Whether you’re hoping to land a deal on a repossessed home or purchase a newly-constructed house, it’s important to know what your options are so that you can develop a good plan. Consider these tips for aspiring first-time homeowners with bad credit:
Find a great real estate agent.
One of the first steps you should take is to find an experienced real estate professional like Debbie Warford of Home Solutions Realty. Not only can they help you find the perfect home for your lifestyle and budget, but they can help you through pretty much every other step of the homebuying process. This includes helping you compare mortgages, negotiating purchase prices and repairs with sellers, handling the closing, and many other things along the way.
Start resurrecting your credit.
As you’re figuring out how to buy a home with your bad credit, work toward building up your credit in the meantime. Start by getting a credit report from each of the three credit bureaus (e.g., Experian, Equifax, TransUnion, etc.), and thoroughly assess each one for any errors that you need to dispute.

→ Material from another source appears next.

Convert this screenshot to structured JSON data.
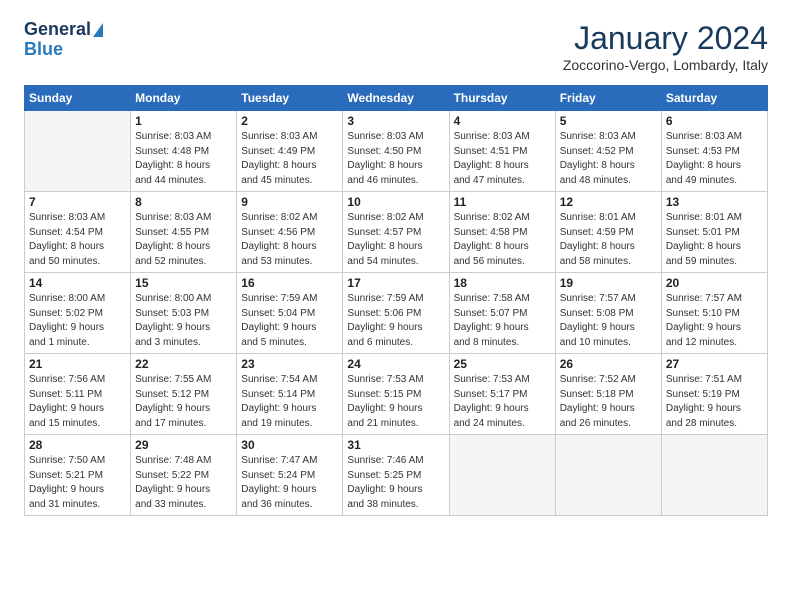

If you have a substantial amount of debt, be sure to make your payments on time. Paying your credit card bills, as well as all of your other bills, will improve your credit history with each payment. Come up with a plan for tackling your debt. As you open up your credit availability, it will raise your credit score, getting you closer and closer to your goal of 580 or higher.
Explore federally-backed loans.
If you’re wanting to purchase a home before you obtain a stellar credit score, there are some options worth looking into, though you should be prepared to pay a higher interest and potentially other costs throughout the life of these loans. Start by applying for an FHA loan. Insured by the Federal Housing Administration, FHA loans offer low down payments.
If you live in a suburban or rural area, you can apply for a USDA loan, which is insured by the Department of Agriculture.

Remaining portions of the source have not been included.